Britain’s Food Standards Agency (FSA) has published new guidelines on how it will communicate with both the food industry and the general public during food incidents.

The FSA has described a food incident as “any event where, based on the information available, there are concerns about actual or suspected threats to the safety or quality of food that could require intervention to protect consumers’ interests”, meaning contamination of food in the production chain or through environmental pollution.

According to the FSA, the new guidelines set out how the agency will work with all those involved in a food incident - including companies, local authorities and trade associations - “to deliver effective communications and best protect public health”.

The FSA has worked closely with a panel representing food processors and retailers, as well as independent experts, to draw up a range of food incident guidelines, including the new protocol on communication.

There have been more than 5,000 food and feed related incidents since the FSA was set up in 2000, most of which had been resolved quickly and efficiently through working together with the industry and with local authorities, said the FSA.

The new guidelines state: “We will explain in straightforward terms what the risk is, what we know about the affected product, and whether there are gaps in our knowledge.

“We will be restrained and proportionate in what we say and attempt through our use of language to avoid causing needless concern or worry.

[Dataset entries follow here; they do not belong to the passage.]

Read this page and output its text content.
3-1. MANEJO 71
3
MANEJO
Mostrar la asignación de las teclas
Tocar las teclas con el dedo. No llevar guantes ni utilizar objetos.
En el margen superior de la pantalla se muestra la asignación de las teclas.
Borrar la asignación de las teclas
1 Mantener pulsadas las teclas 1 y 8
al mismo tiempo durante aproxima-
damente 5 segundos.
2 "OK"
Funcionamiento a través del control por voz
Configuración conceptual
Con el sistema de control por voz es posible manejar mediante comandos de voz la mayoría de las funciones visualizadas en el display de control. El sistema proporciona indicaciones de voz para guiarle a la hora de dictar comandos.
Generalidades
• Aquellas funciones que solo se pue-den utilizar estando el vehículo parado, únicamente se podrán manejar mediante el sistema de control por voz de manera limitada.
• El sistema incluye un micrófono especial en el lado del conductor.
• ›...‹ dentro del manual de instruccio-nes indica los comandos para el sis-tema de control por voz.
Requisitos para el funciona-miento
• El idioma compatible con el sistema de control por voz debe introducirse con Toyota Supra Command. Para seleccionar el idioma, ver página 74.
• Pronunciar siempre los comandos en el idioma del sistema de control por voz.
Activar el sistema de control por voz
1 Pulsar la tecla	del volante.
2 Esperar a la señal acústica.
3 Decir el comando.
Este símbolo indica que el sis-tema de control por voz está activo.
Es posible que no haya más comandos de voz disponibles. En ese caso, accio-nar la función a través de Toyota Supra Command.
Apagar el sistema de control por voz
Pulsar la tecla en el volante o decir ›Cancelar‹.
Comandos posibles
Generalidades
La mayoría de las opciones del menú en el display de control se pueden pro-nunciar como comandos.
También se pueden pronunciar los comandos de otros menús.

“The agency will also strive to be proportionate when giving detailed information about the substance responsible for the incident and will be conscious of the need to avoid giving unnecessary or irrelevant facts about its effects in other contexts.”

The agency will, however, continue to name the companies concerned by potential food scares, “even those who have sold products on in good faith or were unwitting receivers of affected goods” in order to “give people as much information as possible so that they can know who produced the product and where it may have been purchased”.

The FSA says it will continue to work with the companies concerned to draw up the information it communicates to the public about the potential food incident.